I'm attempting to systematically extract data from a textbook (pdf). Because this task doesn't easily translate to reproducible example, I'm providing 2 pages from the book as an example here. These two pages contain a list of species scientific names (genus species) and a series of 2-charactor codes. I would like to extract all species' scientific names and their code(s) from the 2-page example provided.
Here's an example of what I would like to extract (species = green, code = blue):
So far, I've been able to recover the scientific names pretty reliably, but the codes are not extracting as I would like:
library(pdftools)
library(tidyverse)
plants <- pdf_text("World_Checklist_of_Useful_Plant_Species_2020-pages-12-13.pdf") %>%
str_split("\n") # splitting up the document by pages: result is a list of length = # pages (689)
species_full <- list()
taxa_full <- list()
use_full <- list()
for(i in 1:length(plants)){
# for loop to search for species names across all subsetted pages
species_full[[i]] <- plants[[i]] %>%
str_extract("[A-Z]+[a-z]+ [a-z]+\\b") # extracting words with upper and lower case letters between margins and abbr. words
use_full[[i]] <- plants[[i]] %>%
str_extract("(?<=\\|).+(?=\\|)") %>% # extracting use codes
str_split("\n") %>%
str_extract_all("[A-Z]+[A-Z]")
}
species_full_df <- species_full %>%
unlist() %>% # unlisting
as.data.frame() %>%
drop_na() %>%
rename(species = ".") %>%
filter(!species %in% c("Checklist of", "Database developed")) # removing artifacts from page headers
use_full_df <- use_full %>%
unlist() %>% # unlisting
as.data.frame() %>%
rename(code = ".") %>%
filter(!code == "<NA>") %>%
as.data.frame()
From this code, I obtain the following in species_full_df
:
> head(species_full_df)
species
1 Encephalartos cupidus
2 Encephalartos cycadifolius
3 Encephalartos eugene
4 Encephalartos friderici
5 Encephalartos heenanii
6 Cycas apoa
(Note that the order is not preserved, but most of the species names are there)

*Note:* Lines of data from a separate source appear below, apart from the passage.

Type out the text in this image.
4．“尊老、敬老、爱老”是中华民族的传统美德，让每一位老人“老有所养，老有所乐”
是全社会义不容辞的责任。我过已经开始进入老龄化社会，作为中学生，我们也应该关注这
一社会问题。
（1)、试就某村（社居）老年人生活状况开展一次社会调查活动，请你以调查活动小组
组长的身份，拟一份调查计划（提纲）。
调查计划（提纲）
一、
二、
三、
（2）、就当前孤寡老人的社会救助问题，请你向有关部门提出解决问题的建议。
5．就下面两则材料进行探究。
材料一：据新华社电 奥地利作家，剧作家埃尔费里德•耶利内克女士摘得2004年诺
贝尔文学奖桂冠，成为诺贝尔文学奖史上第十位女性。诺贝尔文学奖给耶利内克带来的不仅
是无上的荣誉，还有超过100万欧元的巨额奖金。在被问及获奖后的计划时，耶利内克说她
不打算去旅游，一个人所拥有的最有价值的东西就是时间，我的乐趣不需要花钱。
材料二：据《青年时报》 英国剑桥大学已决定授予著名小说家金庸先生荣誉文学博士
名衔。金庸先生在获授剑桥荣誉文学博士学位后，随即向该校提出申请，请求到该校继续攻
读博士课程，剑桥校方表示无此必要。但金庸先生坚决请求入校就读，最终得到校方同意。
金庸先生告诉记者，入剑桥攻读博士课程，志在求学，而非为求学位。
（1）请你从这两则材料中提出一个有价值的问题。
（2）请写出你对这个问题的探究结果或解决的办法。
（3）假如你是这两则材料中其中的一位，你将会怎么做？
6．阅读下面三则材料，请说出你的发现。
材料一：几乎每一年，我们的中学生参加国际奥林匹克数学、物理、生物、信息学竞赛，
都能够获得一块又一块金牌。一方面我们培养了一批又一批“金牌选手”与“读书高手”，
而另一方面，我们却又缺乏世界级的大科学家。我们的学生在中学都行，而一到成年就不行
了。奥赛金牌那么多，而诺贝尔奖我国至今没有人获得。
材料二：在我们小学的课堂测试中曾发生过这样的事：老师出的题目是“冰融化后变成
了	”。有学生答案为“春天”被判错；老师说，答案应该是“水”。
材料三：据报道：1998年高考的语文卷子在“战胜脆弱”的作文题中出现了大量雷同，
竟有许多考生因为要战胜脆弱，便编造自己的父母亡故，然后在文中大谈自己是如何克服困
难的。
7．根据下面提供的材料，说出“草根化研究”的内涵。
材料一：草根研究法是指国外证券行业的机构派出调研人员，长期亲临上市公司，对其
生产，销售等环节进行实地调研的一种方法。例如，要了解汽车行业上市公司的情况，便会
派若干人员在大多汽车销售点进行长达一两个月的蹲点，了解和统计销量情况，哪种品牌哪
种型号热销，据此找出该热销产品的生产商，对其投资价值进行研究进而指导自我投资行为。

I obtain these results from use_full_df
:
> head(use_full_df)
code
1 RBG
2 EU
3 EU
4 MA
5 ME
6 ME
The issue: the extraction is grabbing 3-character codes (which I would only like to extract the 2-charactor usage code), and is returning only a single code per row (which many species have more than one code).
Could you advise how to improve this process? Presumably my use of regular expressions are abhorrent.
Thank you in advance!
-Alex.